Because the virus that causes COVID-19 is spread from person-to-person by respiratory droplets, there is little risk of spreading it by touching your eyes.

The likelihood of getting COVID-19 by wearing contact lenses is low. There are risks of other infections like microbial keratitis and damage to the eye if contacts are not used and cleaned properly. We are far from the days of boiling contact lenses in their cases to disinfect them.

So, let’s review the best practices to care for your lenses.

1. Water and contact lenses should never be mixed.

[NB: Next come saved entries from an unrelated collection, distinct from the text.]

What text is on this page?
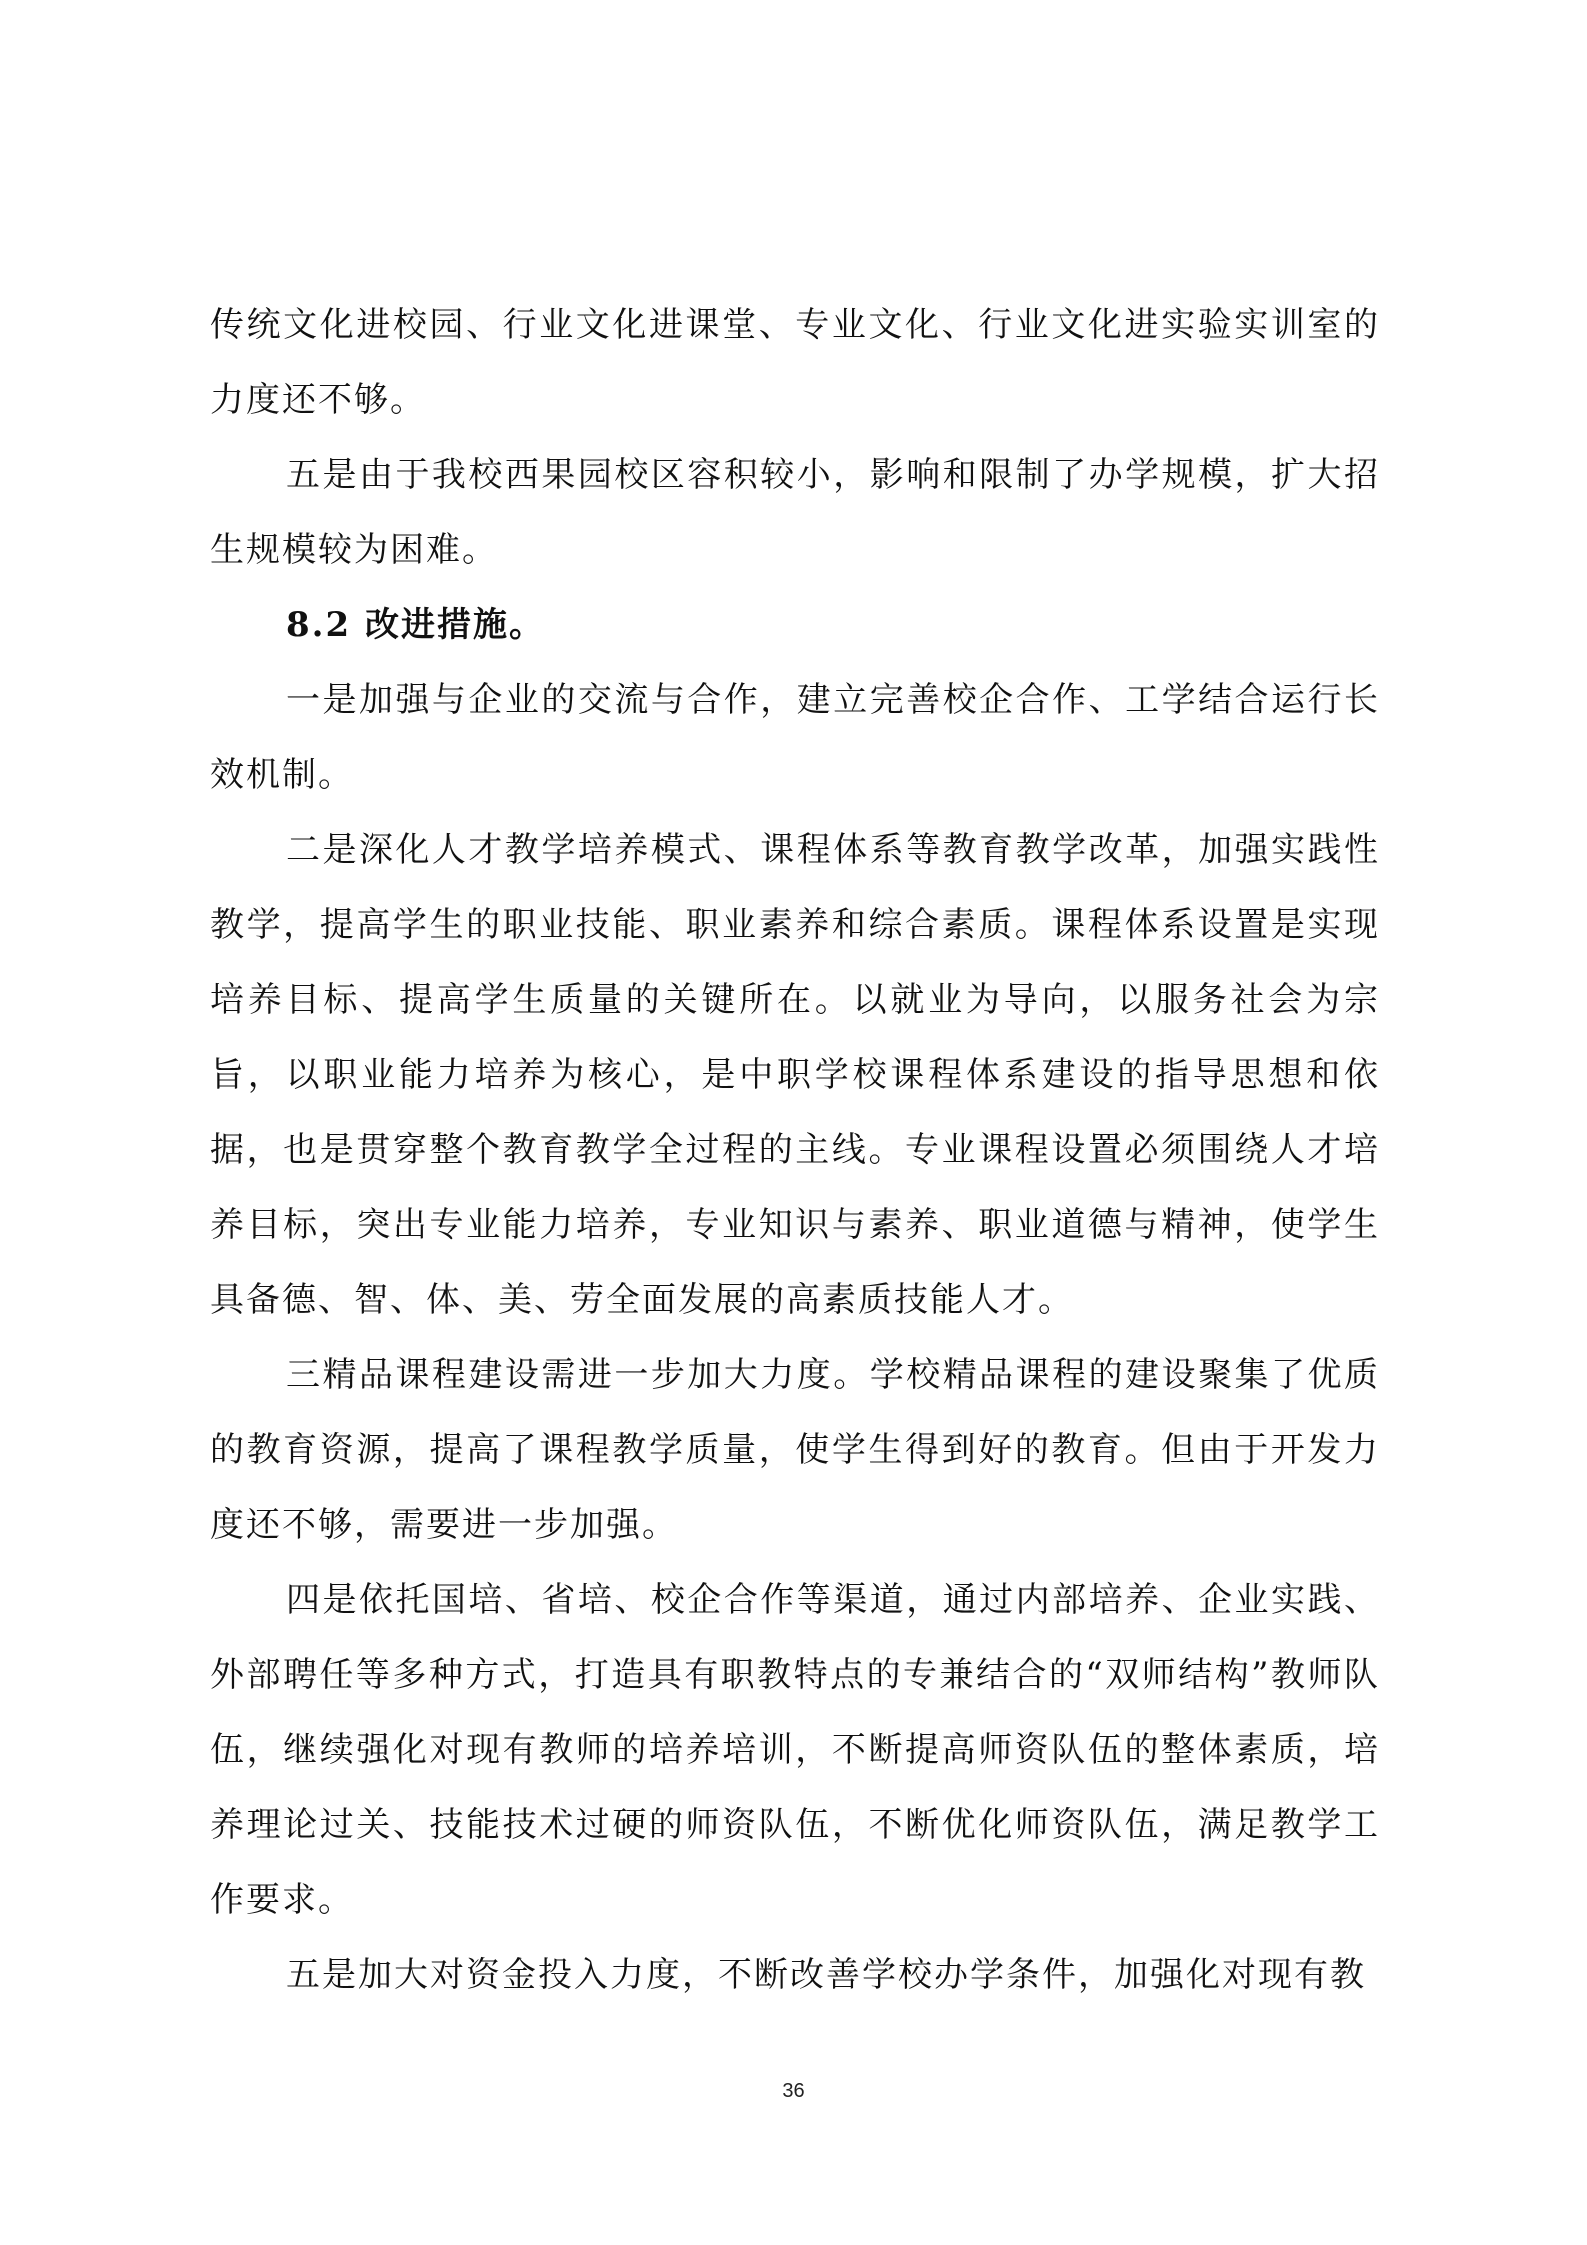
传统文化进校园、行业文化进课堂、专业文化、行业文化进实验实训室的力度还不够。

五是由于我校西果园校区容积较小，影响和限制了办学规模，扩大招生规模较为困难。

8.2 改进措施。

一是加强与企业的交流与合作，建立完善校企合作、工学结合运行长效机制。

二是深化人才教学培养模式、课程体系等教育教学改革，加强实践性教学，提高学生的职业技能、职业素养和综合素质。课程体系设置是实现培养目标、提高学生质量的关键所在。以就业为导向，以服务社会为宗旨，以职业能力培养为核心，是中职学校课程体系建设的指导思想和依据，也是贯穿整个教育教学全过程的主线。专业课程设置必须围绕人才培养目标，突出专业能力培养，专业知识与素养、职业道德与精神，使学生具备德、智、体、美、劳全面发展的高素质技能人才。

三精品课程建设需进一步加大力度。学校精品课程的建设聚集了优质的教育资源，提高了课程教学质量，使学生得到好的教育。但由于开发力度还不够，需要进一步加强。

四是依托国培、省培、校企合作等渠道，通过内部培养、企业实践、外部聘任等多种方式，打造具有职教特点的专兼结合的“双师结构”教师队伍，继续强化对现有教师的培养培训，不断提高师资队伍的整体素质，培养理论过关、技能技术过硬的师资队伍，不断优化师资队伍，满足教学工作要求。

五是加大对资金投入力度，不断改善学校办学条件，加强化对现有教

36
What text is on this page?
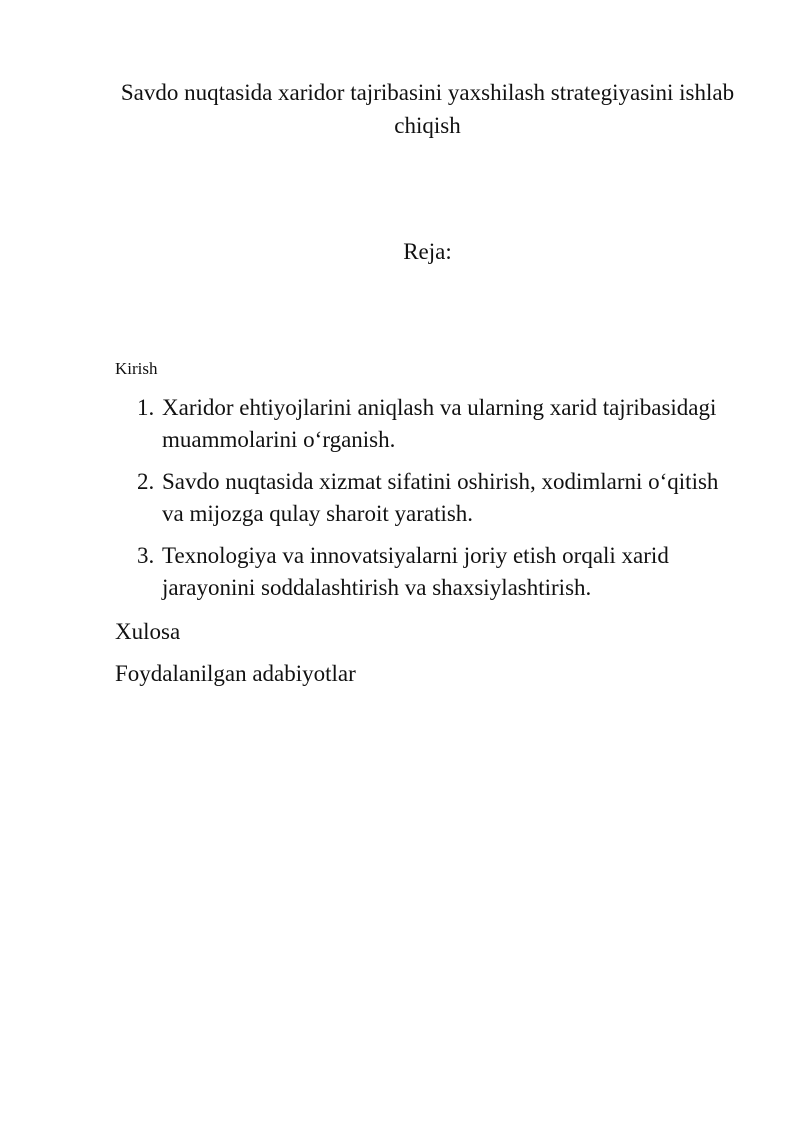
Savdo nuqtasida xaridor tajribasini yaxshilash strategiyasini ishlab chiqish
Reja:

Kirish

1. Xaridor ehtiyojlarini aniqlash va ularning xarid tajribasidagi muammolarini o‘rganish.
2. Savdo nuqtasida xizmat sifatini oshirish, xodimlarni o‘qitish va mijozga qulay sharoit yaratish.
3. Texnologiya va innovatsiyalarni joriy etish orqali xarid jarayonini soddalashtirish va shaxsiylashtirish.

Xulosa

Foydalanilgan adabiyotlar
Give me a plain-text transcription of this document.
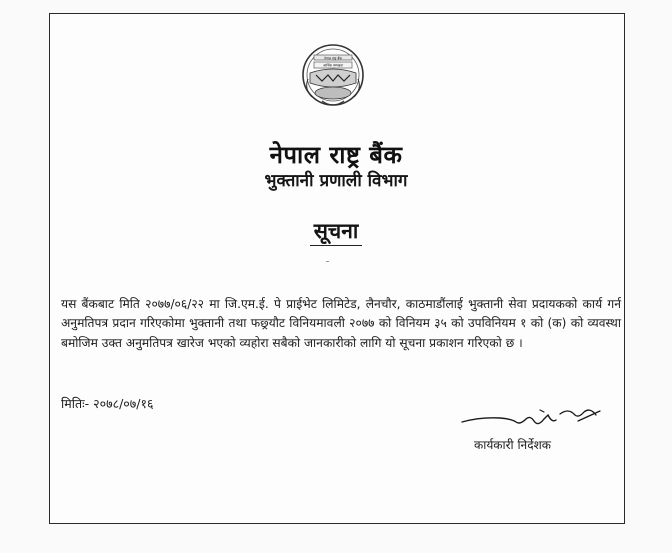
नेपाल राष्ट्र बैंक
आर्थिक सम्पन्नता
नेपाल राष्ट्र बैंक
भुक्तानी प्रणाली विभाग
सूचना
यस बैंकबाट मिति २०७७/०६/२२ मा जि.एम.ई. पे प्राईभेट लिमिटेड, लैनचौर, काठमाडौंलाई भुक्तानी सेवा प्रदायकको कार्य गर्न अनुमतिपत्र प्रदान गरिएकोमा भुक्तानी तथा फछ्र्यौट विनियमावली २०७७ को विनियम ३५ को उपविनियम १ को (क) को व्यवस्था बमोजिम उक्त अनुमतिपत्र खारेज भएको व्यहोरा सबैको जानकारीको लागि यो सूचना प्रकाशन गरिएको छ ।
मितिः- २०७८/०७/१६
कार्यकारी निर्देशक
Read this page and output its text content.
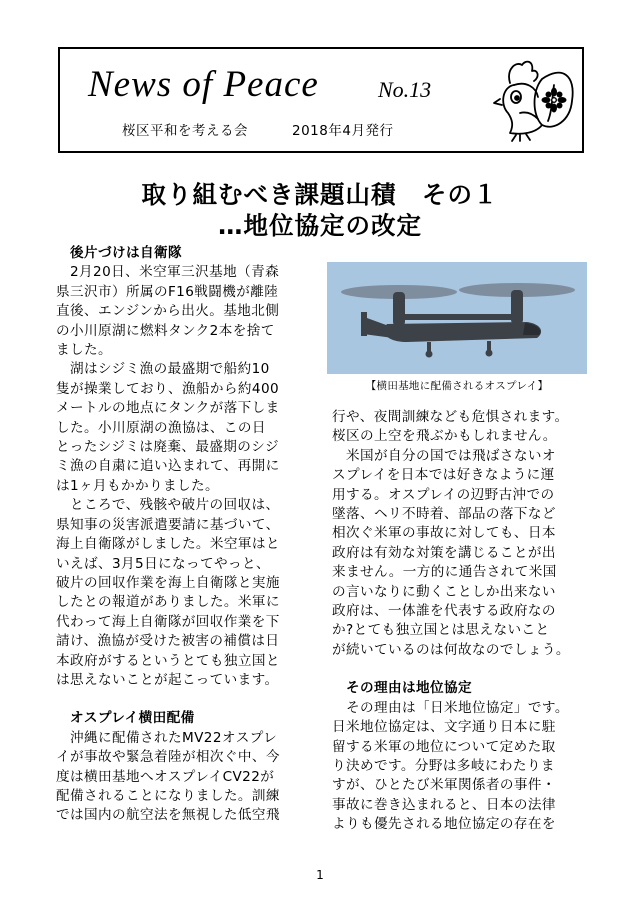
News of Peace	No.13
桜区平和を考える会	2018年4月発行
取り組むべき課題山積　その１
…地位協定の改定

後片づけは自衛隊

2月20日、米空軍三沢基地（青森
県三沢市）所属のF16戦闘機が離陸
直後、エンジンから出火。基地北側
の小川原湖に燃料タンク2本を捨て
ました。

湖はシジミ漁の最盛期で船約10
隻が操業しており、漁船から約400
メートルの地点にタンクが落下しま
した。小川原湖の漁協は、この日
とったシジミは廃棄、最盛期のシジ
ミ漁の自粛に追い込まれて、再開に
は1ヶ月もかかりました。

ところで、残骸や破片の回収は、
県知事の災害派遣要請に基づいて、
海上自衛隊がしました。米空軍はと
いえば、3月5日になってやっと、
破片の回収作業を海上自衛隊と実施
したとの報道がありました。米軍に
代わって海上自衛隊が回収作業を下
請け、漁協が受けた被害の補償は日
本政府がするというとても独立国と
は思えないことが起こっています。

オスプレイ横田配備

沖縄に配備されたMV22オスプレ
イが事故や緊急着陸が相次ぐ中、今
度は横田基地へオスプレイCV22が
配備されることになりました。訓練
では国内の航空法を無視した低空飛

【横田基地に配備されるオスプレイ】

行や、夜間訓練なども危惧されます。
桜区の上空を飛ぶかもしれません。

米国が自分の国では飛ばさないオ
スプレイを日本では好きなように運
用する。オスプレイの辺野古沖での
墜落、ヘリ不時着、部品の落下など
相次ぐ米軍の事故に対しても、日本
政府は有効な対策を講じることが出
来ません。一方的に通告されて米国
の言いなりに動くことしか出来ない
政府は、一体誰を代表する政府なの
か?とても独立国とは思えないこと
が続いているのは何故なのでしょう。

その理由は地位協定

その理由は「日米地位協定」です。
日米地位協定は、文字通り日本に駐
留する米軍の地位について定めた取
り決めです。分野は多岐にわたりま
すが、ひとたび米軍関係者の事件・
事故に巻き込まれると、日本の法律
よりも優先される地位協定の存在を

1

–Whether swimming or bathing, protect your lenses from damage. Soft contact lenses will swell in the presence of water. This can cause the lens to scratch or tear your cornea, the clear part of the eye upon which the contact lens rests.

–Water is not sterile. An ameba called Acathamoeba is commonly found in tap, well, and lake water. It can cause keratitis (an infection of the cornea) that is painful and difficult to treat. It can take a year to recover from this disorder. Complications can lead to corneal transplant or blindness.

–It is best to discard or disinfect lenses that come in contact with water.

2. Don’t sleep in your contact lenses unless they are designed for such use. The risk of eye infection is 8x greater if you sleep with them in.

3. Wash your hands before handling lenses. The use of soap and water is key to removing debris and germs from your hands. Washing for 20 seconds will decrease the risk of dirt and germs sticking to your lenses. See my previous post about hand washing.

4. Properly clean your lenses and case. Use disinfectant solution. Never top-off the solution in your case. Simply replace all of the fluid with fresh solution. Clean your contact lens case with disinfectant solution—never water. Replace your lens case every 3 months.

By following these basic tips, you can enjoy the use of contact lenses with minimal risk of infection or damage to your eyes.